Last week, the following code was working:
dataset = load_dataset(‘wikipedia’, ‘20220301.en’)

This week, it raises the following error:

MissingBeamOptions: Trying to generate a dataset using Apache Beam, yet no Beam Runner or PipelineOptions() has been provided in load_dataset or in the builder arguments. For big datasets it has to run on large-scale data processing tools like Dataflow, Spark, etc. More information about Apache Beam runners at Apache Beam Capability Matrix
If you really want to run it locally because you feel like the Dataset is small enough, you can use the local beam runner called DirectRunner (you may run out of memory).
Example of usage:
load_dataset('wikipedia', '20220301.en', beam_runner='DirectRunner')

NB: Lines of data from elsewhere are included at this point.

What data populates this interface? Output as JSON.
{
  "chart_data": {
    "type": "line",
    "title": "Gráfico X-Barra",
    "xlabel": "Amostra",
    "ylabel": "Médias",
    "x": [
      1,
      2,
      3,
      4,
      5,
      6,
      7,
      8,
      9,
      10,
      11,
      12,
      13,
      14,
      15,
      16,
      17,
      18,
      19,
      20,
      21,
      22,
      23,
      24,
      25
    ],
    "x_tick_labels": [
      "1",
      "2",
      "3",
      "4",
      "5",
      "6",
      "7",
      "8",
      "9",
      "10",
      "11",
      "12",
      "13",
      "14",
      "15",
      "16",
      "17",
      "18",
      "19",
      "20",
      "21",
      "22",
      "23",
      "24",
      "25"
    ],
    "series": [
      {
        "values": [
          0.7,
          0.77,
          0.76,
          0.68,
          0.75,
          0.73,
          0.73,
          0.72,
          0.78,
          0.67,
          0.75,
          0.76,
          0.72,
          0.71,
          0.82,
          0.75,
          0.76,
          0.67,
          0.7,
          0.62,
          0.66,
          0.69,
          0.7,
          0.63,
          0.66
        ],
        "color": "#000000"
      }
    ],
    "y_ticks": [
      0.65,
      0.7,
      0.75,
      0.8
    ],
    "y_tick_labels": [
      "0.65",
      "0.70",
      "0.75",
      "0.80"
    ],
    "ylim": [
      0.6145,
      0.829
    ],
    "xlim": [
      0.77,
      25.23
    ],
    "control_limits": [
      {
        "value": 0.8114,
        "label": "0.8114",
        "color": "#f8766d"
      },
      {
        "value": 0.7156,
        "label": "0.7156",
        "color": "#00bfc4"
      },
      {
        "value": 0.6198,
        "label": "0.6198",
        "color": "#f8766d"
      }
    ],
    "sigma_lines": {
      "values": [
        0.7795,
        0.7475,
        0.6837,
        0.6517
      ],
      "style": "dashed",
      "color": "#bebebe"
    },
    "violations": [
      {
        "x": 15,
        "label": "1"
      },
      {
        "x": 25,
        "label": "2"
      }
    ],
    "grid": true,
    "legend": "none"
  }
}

When I try to follow the example of usage, the error is this one:

Couldn’t find file at https://dumps.wikimedia.org/enwiki/20220301/dumpstatus.json

Does someone know how to load the English Wikipedia dataset?

2 Likes

Can confirm I’m facing the same error

My temporary solution has been to install a previous version of the datasets package, in my case 2.6.1:

!pip install datasets==2.6.1

Let’s hope it is fixed soon!

1 Like

Yes, I can confirm that reverting to 2.6.1 worked for me as well.

same error stuck for days

Thanks for reporting. I opened a PR to fix this at Fix loading from HF GCP cache by lhoestq · Pull Request #5321 · huggingface/datasets · GitHub

In the meantime please use datasets==2.6.2

1 Like

This error is also raised for this dataset when no name is specified in the load_dataset method. I.e. load_dataset(“wikipedia”, None, split=“train”). While this is a rookie mistake, I found the resulting error to be misleading, hence the reply.